Single by Buddy Knox

from the album Buddy Knox
- B-side: "My Baby's Gone"
- Released: 1957
- Recorded: 1956
- Studio: Norman Petty Recording Studios (Clovis, New Mexico)
- Genre: Rockabilly, rock and roll
- Length: 2:12
- Label: Roulette
- Songwriters: Buddy Knox Jimmy Bowen
- Producer: Norman Petty

Buddy Knox singles chronology
|  | "Party Doll" (1957) | "Rock Your Little Baby to Sleep" (1957) |

= Party Doll =

"Party Doll" is a 1957 rock 'n' roll song written by Buddy Knox and Jimmy Bowen. It was performed by Buddy Knox with the Rhythm Orchids, recorded in April 1956, and it became a hit on the Roulette label.

==Background==
Buddy Knox was a teenager living near Happy, Texas, in 1947 when he wrote the original verses of "Party Doll" behind a haystack on his family farm. While attending college at West Texas State University, he and two college friends, Jimmy Bowen and Don Lanier, traveled to Clovis, New Mexico, to record the song at Norman Petty Recording Studios. Knox's sister and two of her friends, Iraene Potts of Amarillo and a neighbor, sang background vocals on the song and a girl from the marching band of Clovis High School was recruited to play cymbal. After pressing copies of the record on the Triple D label, a DJ in Amarillo began playing "Party Doll" in 1956 and it soon became a regional hit. After being contacted by Roulette Records in New York City, the song was distributed around the U.S. and became a chart-topping hit, spending a week at No. 1 on the Top 100 chart, the precursor to the Billboard Hot 100, in March 1957. In Canada, the first issue of the CHUM Chart had the song at No.17 on May 27, 1957 Jerry Allison, drummer for The Crickets (who also recorded for Petty at Clovis), stated in an interview that the drum on Party Doll (which he said was played on a cardboard box) was the inspiration for the drum sound he used for "Not Fade Away".

==Cover versions==
- Almost immediately after Roulette released Knox's version, competing renditions of "Party Doll" were recorded and released by other record labels.

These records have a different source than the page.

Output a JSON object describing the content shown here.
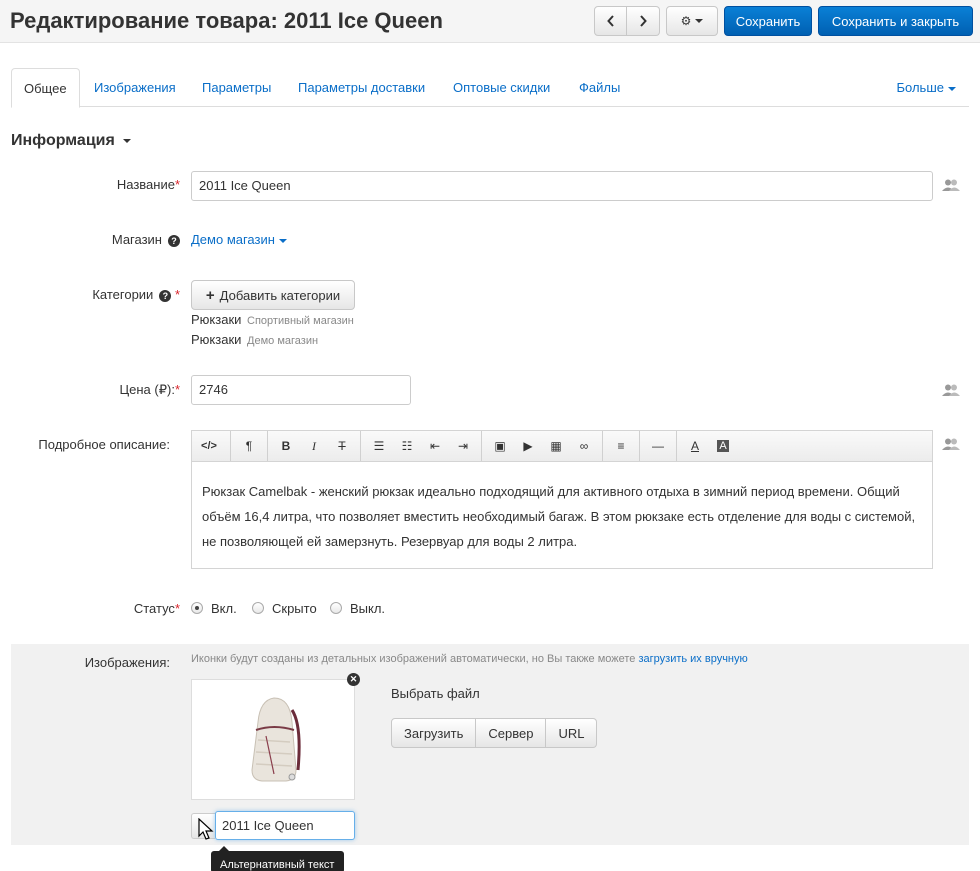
{
  "header": {
    "title": "Редактирование товара: 2011 Ice Queen",
    "save_label": "Сохранить",
    "save_close_label": "Сохранить и закрыть"
  },
  "tabs": {
    "items": [
      "Общее",
      "Изображения",
      "Параметры",
      "Параметры доставки",
      "Оптовые скидки",
      "Файлы"
    ],
    "active": "Общее",
    "more_label": "Больше"
  },
  "section": {
    "title": "Информация"
  },
  "form": {
    "name": {
      "label": "Название",
      "value": "2011 Ice Queen"
    },
    "store": {
      "label": "Магазин",
      "value": "Демо магазин"
    },
    "categories": {
      "label": "Категории",
      "add_label": "Добавить категории",
      "items": [
        {
          "name": "Рюкзаки",
          "store": "Спортивный магазин"
        },
        {
          "name": "Рюкзаки",
          "store": "Демо магазин"
        }
      ]
    },
    "price": {
      "label": "Цена (₽):",
      "value": "2746"
    },
    "description": {
      "label": "Подробное описание:",
      "text": "Рюкзак Camelbak - женский рюкзак идеально подходящий для активного отдыха в зимний период времени. Общий объём 16,4 литра, что позволяет вместить необходимый багаж. В этом рюкзаке есть отделение для воды с системой, не позволяющей ей замерзнуть. Резервуар для воды 2 литра."
    },
    "status": {
      "label": "Статус",
      "options": [
        "Вкл.",
        "Скрыто",
        "Выкл."
      ],
      "selected": "Вкл."
    },
    "images": {
      "label": "Изображения:",
      "hint": "Иконки будут созданы из детальных изображений автоматически, но Вы также можете",
      "hint_link": "загрузить их вручную",
      "choose_file": "Выбрать файл",
      "upload_buttons": [
        "Загрузить",
        "Сервер",
        "URL"
      ],
      "alt_value": "2011 Ice Queen",
      "alt_tooltip": "Альтернативный текст"
    }
  },
  "colors": {
    "primary": "#0a6ec8",
    "required": "#d9252c"
  }
}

Wingy Manone and Roy Brown recorded R&B versions which saw some success.
- A less rock and roll version by singer Steve Lawrence (with Dick Jacobs conducting the orchestra) also became a pop hit that year, reaching No. 5 on the Billboard Top 100. Lawrence's take was released on the Coral label.
- The Crests - for their 1960 album, The Crests Sing All Biggies.
- The Fleetwoods.
- Ronnie Dove, several years before he became a star, recorded the song in 1961 with his band, the Bell Tones, for Decca Records.
- It was also one of several rock and roll standards recorded by Lindisfarne on their 1987 party album C'mon Everybody, and released as a single.

==In popular culture==
- Knox's version was included on the soundtrack to the 1973 film American Graffiti.